In a retrospective cohort study of adults referred for liver transplant to the Indiana University Academic Medical Center from 2011 through 2018, it was concluded that patients from high poverty neighborhoods are at risk of failing to be waitlisted and death during the transplant evaluation. Lauren Nephew, MD, assistant professor of medicine for the Division of Gastroenterology and Hepatology at IU School of Medicine, was the senior author of this study, recently published in Liver Transplantation.
Nephew said they wanted to look back at experiences over a long period of time, but not so far back that program changes could impact the integrity of study results. They were surprised to learn how important lived environments are to liver transplant outcomes.
“In a multi-variable model that included so many clinical and individual determinants, including the score for end stage liver disease, neighborhood poverty remained independently associated with these outcomes,” said Nephew, who was an Indiana Clinical and Translational Sciences Institute (CTSI) KL2 scholar in 2018. “The strength of the association is eye opening to the impact of the social and structural determinants of health on the lives of our patients.”
The burden of liver disease is high in racial and ethnic minority populations. Liver transplantation is the final step in a complex care cascade, and little is generally known about how race, gender, rural versus urban residence, or neighborhood socio-economic indicators impact a patient’s likelihood of liver transplant waitlisting or risk of death during the evaluation.
“What we found is that the number of Black and Hispanic patients who are referred for liver transplantation was lower than the population in the state and in the Indianapolis metro area,” explained Nephew. “We are the only transplant center in the state of Indiana. This tells us that we are not capturing everyone who needs care.”

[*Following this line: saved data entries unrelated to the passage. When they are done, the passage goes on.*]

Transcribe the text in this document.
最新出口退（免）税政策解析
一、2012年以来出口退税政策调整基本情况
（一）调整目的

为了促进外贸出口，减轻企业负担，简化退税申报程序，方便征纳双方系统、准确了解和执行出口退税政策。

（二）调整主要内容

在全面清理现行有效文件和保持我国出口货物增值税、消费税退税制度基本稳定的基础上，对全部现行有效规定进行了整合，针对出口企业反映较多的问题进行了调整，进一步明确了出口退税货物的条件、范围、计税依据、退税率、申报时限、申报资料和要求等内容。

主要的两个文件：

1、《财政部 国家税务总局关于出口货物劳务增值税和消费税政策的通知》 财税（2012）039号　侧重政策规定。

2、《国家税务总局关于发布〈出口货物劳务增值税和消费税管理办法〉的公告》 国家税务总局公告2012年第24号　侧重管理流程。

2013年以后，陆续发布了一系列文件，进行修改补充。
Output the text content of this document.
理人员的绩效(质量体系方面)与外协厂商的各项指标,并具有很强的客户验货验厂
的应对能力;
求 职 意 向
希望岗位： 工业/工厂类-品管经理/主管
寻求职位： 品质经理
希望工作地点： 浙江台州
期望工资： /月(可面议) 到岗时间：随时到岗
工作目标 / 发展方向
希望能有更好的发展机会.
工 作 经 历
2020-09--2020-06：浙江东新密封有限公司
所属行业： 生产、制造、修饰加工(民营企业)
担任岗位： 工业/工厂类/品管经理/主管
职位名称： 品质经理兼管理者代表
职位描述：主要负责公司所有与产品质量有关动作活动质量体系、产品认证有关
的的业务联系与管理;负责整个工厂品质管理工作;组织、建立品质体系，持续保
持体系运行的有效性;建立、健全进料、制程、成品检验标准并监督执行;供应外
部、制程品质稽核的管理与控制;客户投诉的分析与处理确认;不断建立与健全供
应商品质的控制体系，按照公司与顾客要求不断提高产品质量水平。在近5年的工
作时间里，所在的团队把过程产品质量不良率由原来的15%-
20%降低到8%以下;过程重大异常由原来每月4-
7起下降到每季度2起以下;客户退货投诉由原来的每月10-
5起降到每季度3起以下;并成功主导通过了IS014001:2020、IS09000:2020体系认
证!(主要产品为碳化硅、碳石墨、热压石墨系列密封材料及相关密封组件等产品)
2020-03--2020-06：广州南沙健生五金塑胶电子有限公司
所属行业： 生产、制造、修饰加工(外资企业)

There were 3,454 patients referred for liver transplantation during the study period and just over 25 percent of those were waitlisted. There was no difference seen in the proportion of patients from vulnerable populations who progressed to the steps of financial approval or evaluation start.
There were also differences in waitlisting by insurance type: 22.6 percent of Medicaid versus 34.3 percent of those privately insured. On multi-variable analysis, neighborhood poverty was independently associated with waitlisting and death during evaluation.
Nephew said her dream would be to identify patients who come from high-risk neighborhoods around Indiana at the time of referral for tailored evaluation, navigation, case management, and education programs in transplant that could help them more successfully navigate the liver transplantation care cascade. But on a smaller scale, she would like to be able to flag patients in the system and add them to care teams at the time of referral so social workers, coordinators, hepatologists, and providers are aware of who they are and can support them within the current care plan through the evaluation process.
“I think our program and many programs around the country would benefit from a comprehensive liver transplant care access clinic and program for patients with high-risk social determinants of health,” said Nephew. “We could be pioneers in that space, but it certainly would take a significant financial investment.”